Natural language can be such an ass headache
It was exciting to see Luminoso's new product for streaming natural language understanding, Compass, get an article in Wired. Skimming past the picture of Catherine and me looking ridiculous at SXSW long ago, there's an image of our "concept cloud" visualizer looking at what people say on Twitter when they're sick:
Wait a minute. Zoom in. Enhance.
The article includes a screenshot that includes a natural-language glitch that's already caused a lot of amusement around the office.
Here's what's going on. One important thing that Luminoso does is to identify relevant phrases that contain more information than the sum of their parts. When looking at text from people who are feeling sick, the phrase "throat hurts so bad" is much more informative than the words "throat", "hurts", "so", and "bad" in isolation.
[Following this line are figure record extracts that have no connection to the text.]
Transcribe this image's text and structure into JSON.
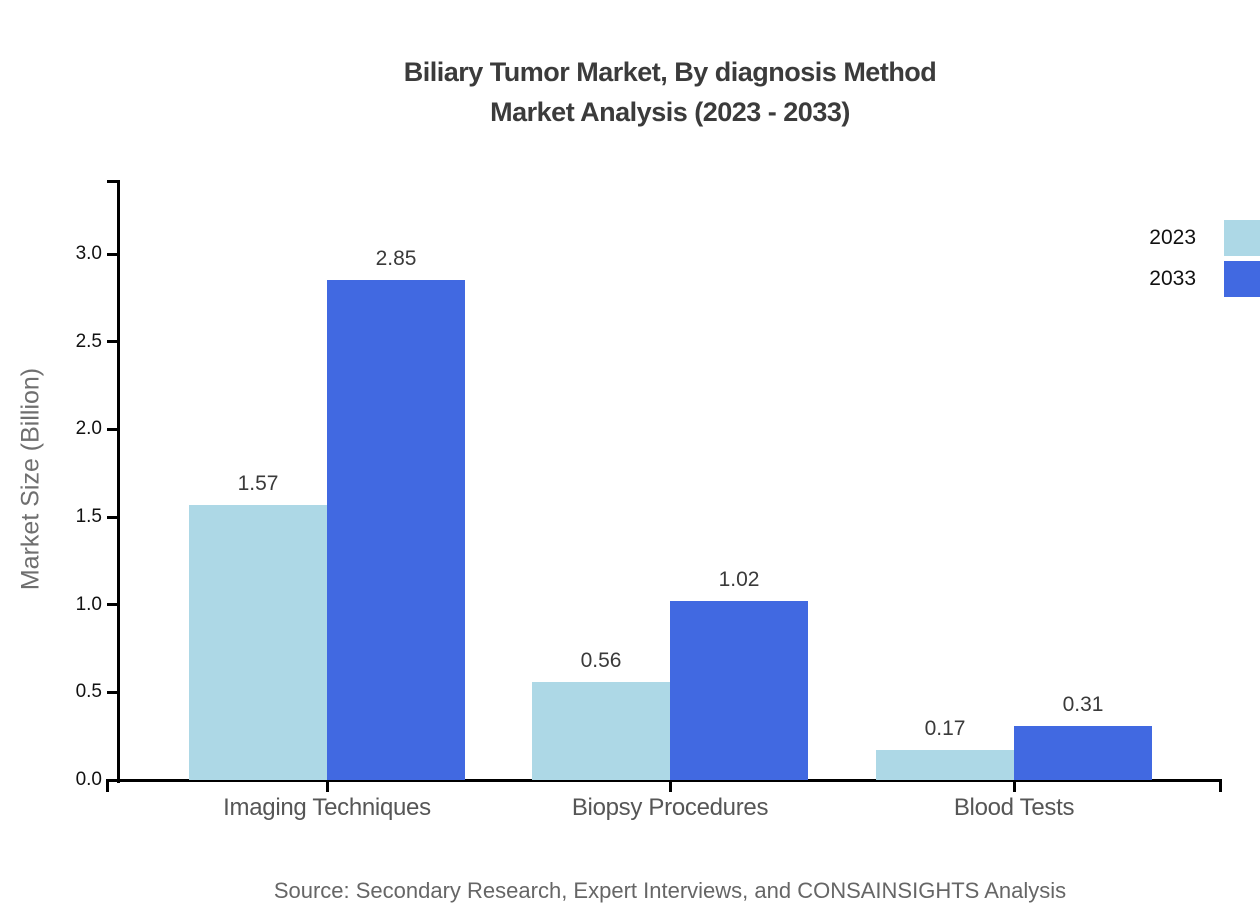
{
  "title": {
    "line1": "Biliary Tumor Market, By diagnosis Method",
    "line2": "Market Analysis (2023 - 2033)"
  },
  "source": "Source: Secondary Research, Expert Interviews, and CONSAINSIGHTS Analysis",
  "chart_data": {
    "type": "bar",
    "title": "Biliary Tumor Market, By diagnosis Method Market Analysis (2023 - 2033)",
    "categories": [
      "Imaging Techniques",
      "Biopsy Procedures",
      "Blood Tests"
    ],
    "series": [
      {
        "name": "2023",
        "color": "#ADD8E6",
        "values": [
          1.57,
          0.56,
          0.17
        ]
      },
      {
        "name": "2033",
        "color": "#4169E1",
        "values": [
          2.85,
          1.02,
          0.31
        ]
      }
    ],
    "xlabel": "",
    "ylabel": "Market Size (Billion)",
    "ylim": [
      0,
      3.42
    ],
    "yticks": [
      0.0,
      0.5,
      1.0,
      1.5,
      2.0,
      2.5,
      3.0
    ],
    "grid": false,
    "legend_position": "top-right",
    "value_labels": true,
    "axis_color": "#000000",
    "value_label_color": "#3a3a3a",
    "tick_label_color": "#111111",
    "category_label_color": "#565656",
    "title_color": "#3b3b3b",
    "source_color": "#666666",
    "ylabel_color": "#6f6f6f"
  }
}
Usually, these informative phrases end up being reasonable phrases of natural language, or at least close enough ("headache is killing" is missing the object, but we all get the idea).
One case where this missed slightly is the phrase "ass headache". This is not an affliction that people would usually complain of. And yet it looks entirely reasonable to the computer, given the source data, which contains many phrases such as:
- "I got this crazy ass headache"
- "I have a biggg ass headache"
- "I gotta mean ass headache bruh"
Statistically, it looks like an "ass headache" is a thing you can have. You can have a crazy one, or a mean one, or simply a biggg one, but lots of people have one.
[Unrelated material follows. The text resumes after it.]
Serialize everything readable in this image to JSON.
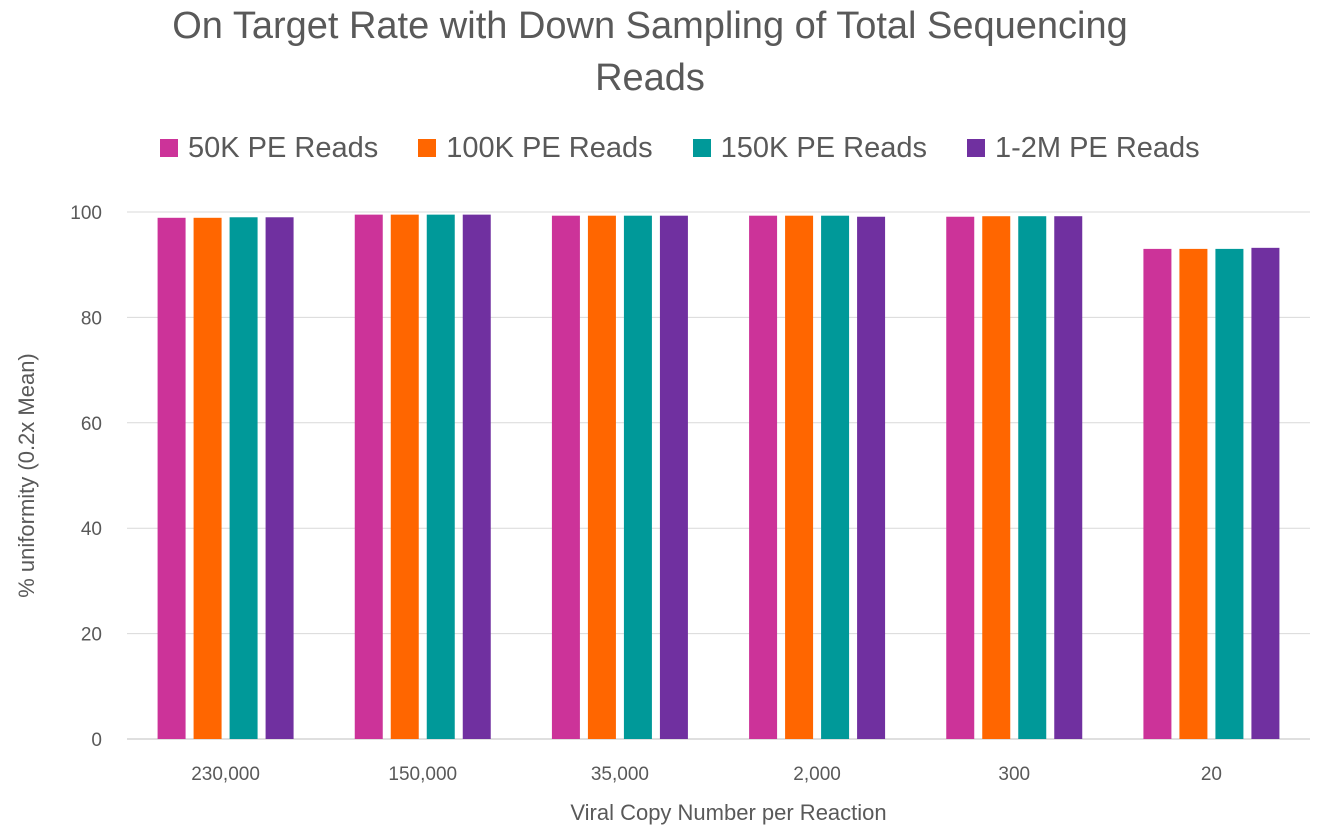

Because we're actual speakers of the language, as opposed to computers stumbling through it to the best of their ability, we know how these phrases should really be interpreted. We understand that the word "ass", for whatever reason, can be a modifier for the adjective before it. (That doesn't stop us from humorously reinterpreting it as a modifier for the noun after it, as an early XKCD comic encourages us to, which is essentially what Luminoso's analytics did!)
XKCD #37, by Randall Munroe
Phrases that come up in our everyday conversation can contain surprising grammatical quirks. And that's why natural language is such an ass headache.